Today’s consumers expect more from the brands they support. It’s no longer enough for companies to just focus on their business models and serving customers. Consumer behaviour shows that they expect companies to wade into political, social, and other hot-button issues.

When you add that our digital world gives consumers more choices than ever, it’s easy for a customer to research a brand’s stance, and to compare the company’s prices, core services, and customer service rankings to its competitors.

In a 2021 report from Raydiant, about a quarter of consumers said they’re switching brands more often. While this figure isn’t a majority, and the pandemic likely impacted responses, long-term we’ll see if customers make a permanent switch in place of their old allegiances.

As contact centre leaders and agents, our direct interaction with customers gives us the unique opportunity to shape a person’s perception of our organization. It can cost up to five times more to attract a new customer than to retain an existing one.

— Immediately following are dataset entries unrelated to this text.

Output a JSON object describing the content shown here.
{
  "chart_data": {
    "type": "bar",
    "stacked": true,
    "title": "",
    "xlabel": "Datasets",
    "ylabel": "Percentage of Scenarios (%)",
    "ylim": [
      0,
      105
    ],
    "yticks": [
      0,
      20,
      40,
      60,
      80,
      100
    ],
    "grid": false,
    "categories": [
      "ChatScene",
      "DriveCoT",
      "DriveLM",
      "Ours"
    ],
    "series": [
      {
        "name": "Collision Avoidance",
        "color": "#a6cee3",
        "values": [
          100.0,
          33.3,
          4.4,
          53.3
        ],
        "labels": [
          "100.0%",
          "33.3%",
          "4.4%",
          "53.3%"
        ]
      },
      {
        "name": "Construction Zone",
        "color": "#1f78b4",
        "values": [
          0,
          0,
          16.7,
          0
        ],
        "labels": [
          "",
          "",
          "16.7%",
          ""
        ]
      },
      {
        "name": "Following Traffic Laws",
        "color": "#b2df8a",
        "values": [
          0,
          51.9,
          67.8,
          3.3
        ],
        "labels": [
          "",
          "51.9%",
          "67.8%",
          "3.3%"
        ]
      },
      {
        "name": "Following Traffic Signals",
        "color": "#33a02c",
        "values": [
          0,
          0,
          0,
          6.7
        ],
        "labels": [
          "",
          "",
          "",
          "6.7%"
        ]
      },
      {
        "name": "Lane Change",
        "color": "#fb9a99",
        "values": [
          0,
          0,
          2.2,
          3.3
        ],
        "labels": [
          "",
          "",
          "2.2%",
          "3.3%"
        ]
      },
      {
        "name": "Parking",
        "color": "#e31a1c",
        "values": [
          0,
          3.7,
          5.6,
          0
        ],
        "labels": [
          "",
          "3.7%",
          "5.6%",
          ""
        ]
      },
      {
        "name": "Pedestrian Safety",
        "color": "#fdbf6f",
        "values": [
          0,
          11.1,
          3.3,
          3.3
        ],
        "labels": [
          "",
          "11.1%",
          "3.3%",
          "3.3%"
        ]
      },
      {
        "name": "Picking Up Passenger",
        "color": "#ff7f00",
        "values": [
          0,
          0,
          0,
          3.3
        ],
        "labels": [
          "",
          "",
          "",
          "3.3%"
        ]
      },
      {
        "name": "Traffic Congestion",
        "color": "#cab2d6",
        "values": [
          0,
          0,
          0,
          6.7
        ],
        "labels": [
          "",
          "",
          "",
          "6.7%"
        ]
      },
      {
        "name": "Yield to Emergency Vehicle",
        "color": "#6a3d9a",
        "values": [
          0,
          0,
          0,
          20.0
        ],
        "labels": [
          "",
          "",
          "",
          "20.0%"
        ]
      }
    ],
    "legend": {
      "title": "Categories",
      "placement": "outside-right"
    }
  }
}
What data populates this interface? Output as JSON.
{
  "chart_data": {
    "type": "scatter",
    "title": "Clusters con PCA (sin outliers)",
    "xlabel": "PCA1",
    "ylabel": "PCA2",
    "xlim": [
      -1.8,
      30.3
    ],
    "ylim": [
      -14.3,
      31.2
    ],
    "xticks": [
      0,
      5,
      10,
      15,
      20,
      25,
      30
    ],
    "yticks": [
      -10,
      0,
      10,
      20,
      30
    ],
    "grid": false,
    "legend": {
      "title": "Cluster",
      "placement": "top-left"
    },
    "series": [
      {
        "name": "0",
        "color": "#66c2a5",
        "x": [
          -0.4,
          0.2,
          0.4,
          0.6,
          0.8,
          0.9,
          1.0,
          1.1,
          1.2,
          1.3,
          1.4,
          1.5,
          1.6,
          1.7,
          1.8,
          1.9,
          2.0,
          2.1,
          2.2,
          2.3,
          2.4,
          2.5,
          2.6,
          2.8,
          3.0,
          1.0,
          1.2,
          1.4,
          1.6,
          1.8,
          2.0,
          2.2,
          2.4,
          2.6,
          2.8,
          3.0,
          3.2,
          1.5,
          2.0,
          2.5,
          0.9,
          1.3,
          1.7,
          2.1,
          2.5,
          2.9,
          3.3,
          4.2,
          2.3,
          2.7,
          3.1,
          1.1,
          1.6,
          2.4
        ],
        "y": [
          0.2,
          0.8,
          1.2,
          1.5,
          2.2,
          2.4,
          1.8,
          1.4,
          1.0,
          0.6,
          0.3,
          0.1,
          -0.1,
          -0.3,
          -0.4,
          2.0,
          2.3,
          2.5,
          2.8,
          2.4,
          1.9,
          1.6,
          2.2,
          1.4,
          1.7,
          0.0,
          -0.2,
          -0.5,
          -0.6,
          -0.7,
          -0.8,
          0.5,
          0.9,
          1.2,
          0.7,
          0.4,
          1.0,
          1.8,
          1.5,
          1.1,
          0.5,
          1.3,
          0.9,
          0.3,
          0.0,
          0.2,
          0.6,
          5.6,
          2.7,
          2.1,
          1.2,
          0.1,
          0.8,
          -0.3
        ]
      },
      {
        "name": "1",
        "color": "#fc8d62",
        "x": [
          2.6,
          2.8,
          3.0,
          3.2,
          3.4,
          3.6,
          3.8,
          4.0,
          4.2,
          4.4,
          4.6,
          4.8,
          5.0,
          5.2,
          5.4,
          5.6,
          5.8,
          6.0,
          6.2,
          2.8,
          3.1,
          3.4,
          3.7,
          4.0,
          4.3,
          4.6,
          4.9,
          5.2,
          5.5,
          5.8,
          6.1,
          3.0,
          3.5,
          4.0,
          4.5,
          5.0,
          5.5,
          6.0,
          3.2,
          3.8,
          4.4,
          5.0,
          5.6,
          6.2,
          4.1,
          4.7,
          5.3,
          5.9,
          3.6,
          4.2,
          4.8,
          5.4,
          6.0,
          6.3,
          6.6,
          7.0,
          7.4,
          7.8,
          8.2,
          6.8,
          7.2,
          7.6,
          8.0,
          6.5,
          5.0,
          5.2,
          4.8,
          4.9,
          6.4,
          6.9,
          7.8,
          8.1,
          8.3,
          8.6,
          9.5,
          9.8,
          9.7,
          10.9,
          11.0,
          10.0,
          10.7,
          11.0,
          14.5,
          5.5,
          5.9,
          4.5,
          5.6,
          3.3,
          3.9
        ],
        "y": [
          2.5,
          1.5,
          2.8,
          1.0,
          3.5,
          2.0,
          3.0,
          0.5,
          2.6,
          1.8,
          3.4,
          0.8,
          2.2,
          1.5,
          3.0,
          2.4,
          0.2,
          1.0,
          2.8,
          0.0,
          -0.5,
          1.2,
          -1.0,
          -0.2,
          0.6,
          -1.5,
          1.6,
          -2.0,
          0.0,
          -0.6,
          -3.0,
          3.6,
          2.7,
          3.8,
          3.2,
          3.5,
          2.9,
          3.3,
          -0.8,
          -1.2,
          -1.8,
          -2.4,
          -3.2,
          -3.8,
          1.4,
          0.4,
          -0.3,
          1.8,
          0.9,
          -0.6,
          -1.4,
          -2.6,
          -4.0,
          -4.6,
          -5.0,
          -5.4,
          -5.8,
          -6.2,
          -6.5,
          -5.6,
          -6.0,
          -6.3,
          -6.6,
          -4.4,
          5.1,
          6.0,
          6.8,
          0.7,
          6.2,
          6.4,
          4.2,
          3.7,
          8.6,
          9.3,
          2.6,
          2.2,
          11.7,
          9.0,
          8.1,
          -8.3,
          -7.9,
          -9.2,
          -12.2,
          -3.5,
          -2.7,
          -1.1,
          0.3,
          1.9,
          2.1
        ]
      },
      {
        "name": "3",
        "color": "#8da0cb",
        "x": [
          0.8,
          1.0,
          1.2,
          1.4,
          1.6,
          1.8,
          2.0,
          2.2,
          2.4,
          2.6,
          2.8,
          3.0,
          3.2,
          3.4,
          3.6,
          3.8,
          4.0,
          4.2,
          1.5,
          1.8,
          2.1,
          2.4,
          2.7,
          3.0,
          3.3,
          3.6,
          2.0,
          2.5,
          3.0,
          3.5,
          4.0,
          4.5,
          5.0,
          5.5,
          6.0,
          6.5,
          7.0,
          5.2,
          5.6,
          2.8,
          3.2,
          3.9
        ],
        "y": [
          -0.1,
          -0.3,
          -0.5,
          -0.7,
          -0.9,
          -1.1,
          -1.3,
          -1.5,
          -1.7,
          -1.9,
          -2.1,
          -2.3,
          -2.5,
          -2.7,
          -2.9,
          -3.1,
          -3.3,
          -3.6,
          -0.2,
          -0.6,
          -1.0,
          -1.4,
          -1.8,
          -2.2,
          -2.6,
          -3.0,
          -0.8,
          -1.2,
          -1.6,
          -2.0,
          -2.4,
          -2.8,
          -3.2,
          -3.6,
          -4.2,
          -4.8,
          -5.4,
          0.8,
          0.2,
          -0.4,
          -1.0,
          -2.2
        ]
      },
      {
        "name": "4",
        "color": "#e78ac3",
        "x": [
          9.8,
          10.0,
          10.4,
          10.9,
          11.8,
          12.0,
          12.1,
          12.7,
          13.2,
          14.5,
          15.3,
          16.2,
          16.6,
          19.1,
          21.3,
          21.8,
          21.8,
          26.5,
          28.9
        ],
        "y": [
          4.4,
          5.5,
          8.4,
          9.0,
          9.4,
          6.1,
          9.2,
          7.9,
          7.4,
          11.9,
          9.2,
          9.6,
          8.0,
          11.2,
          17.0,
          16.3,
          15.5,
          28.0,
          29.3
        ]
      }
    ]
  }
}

As the first, and sometimes the only, company voice that consumers hear, contact centre service agents can have a direct impact on customer loyalty and ultimately, the bottom line.

How does your organization build customer loyalty? Or, is there anything your company does – or doesn’t do – that’s hurting your brand loyalty?

Consumers have more opinions, options, and access than ever. Be sure your organization doesn’t take for granted that customers will always spend their pounds or dollars with you.

As we near the end of 2021 and continue to make our way through a dynamic business environment, contact centre teams are in a unique position to positively impact consumer behaviour and the overall shopping experience.

By nimbly responding to trends – whether through an omnichannel strategy, by ensuring safety and security, serving younger generations on social channels, or being a voice of calm in uncertainty – customer service professionals can help boost loyalty, client retention, and ultimately, the bottom-line.